В Берлинской государственной опере "Унтер ден Линден" показали премьеру "Кати Кабановой" чешского классика Леоша Яначека в постановке известного драматического режиссера Михаэля Тальхаймера. По его версии, Катерина нашла покой не в Волге, а в оркестровой яме. Из Берлина — РОМАН Ъ-ДОЛЖАНСКИЙ.

Героиня появляется на сцене госоперы "Унтер ден Линден" с первыми тактами увертюры. Мелани Динер выходит из глубины сцены, садится на стул и слушает вместе с публикой увертюру, опустив голову и закрыв лицо руками. Мы увидим его только тогда, когда ей придет пора вступить в действие. Эта молодая женщина в зеленом платье почти всю свою партию, за исключением нескольких минут, так и проведет сидя на простом белом стуле. Никакого другого бытового реквизита на сцене художником Олафом Альтманом не предусмотрено. О быте и о купеческом доме в спектакле напоминает только многократно увеличенный рисунок домашних обоев: огромными розовыми цветочками на бежевом фоне покрыта рама сцены и прорезающая ее наискосок высокая глухая стена.

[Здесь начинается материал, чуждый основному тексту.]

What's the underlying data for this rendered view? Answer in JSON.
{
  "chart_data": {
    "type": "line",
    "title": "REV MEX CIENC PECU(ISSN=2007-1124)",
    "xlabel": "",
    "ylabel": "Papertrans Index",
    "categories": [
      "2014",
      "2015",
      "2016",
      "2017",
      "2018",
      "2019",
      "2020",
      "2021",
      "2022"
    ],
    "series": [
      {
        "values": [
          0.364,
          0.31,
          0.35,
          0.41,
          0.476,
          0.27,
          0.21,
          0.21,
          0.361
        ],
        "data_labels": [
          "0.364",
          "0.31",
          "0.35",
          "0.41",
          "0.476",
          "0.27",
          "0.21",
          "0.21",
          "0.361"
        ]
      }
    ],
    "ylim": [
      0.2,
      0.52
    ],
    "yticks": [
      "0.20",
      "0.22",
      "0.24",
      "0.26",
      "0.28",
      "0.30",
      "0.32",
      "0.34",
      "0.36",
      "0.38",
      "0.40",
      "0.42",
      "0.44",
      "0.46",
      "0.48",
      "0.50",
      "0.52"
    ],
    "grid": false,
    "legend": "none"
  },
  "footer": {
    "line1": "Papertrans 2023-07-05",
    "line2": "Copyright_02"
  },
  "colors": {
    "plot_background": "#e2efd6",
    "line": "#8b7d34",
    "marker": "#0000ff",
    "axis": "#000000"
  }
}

Режиссер Михаэль Тальхаймер впервые взялся за оперу. Прежде он успел поставить несколько успешных драматических спектаклей в берлинском Дойчес-театре, отличившись весьма радикальным подходом к классике ("Эмилия Галотти" Лессинга, "Три сестры", "Фауст"). Спектакли господина Тальхаймера обычно сжаты во времени и очищены от ненужных подробностей. Режиссер решительно вычленяет главную тему (или главное настроение) и пользуется минималистским, но действенным набором сценических средств. "Катя Кабанова" чешского классика Леоша Яначека — удачный выбор для дебюта. Действие короткой оперы, написанной на основе "Грозы" Островского, сконцентрировано на Катерине. Для Яначека героиня одной из самых знаменитых русских пьес не может принять окружающий ее обывательский мир и потому добровольно уходит из жизни. Символика русского драматурга композитору не столь интересна — не случайно опера названа именем, а собственно гроза длится в музыке феноменально коротко, чуть больше чем полминуты.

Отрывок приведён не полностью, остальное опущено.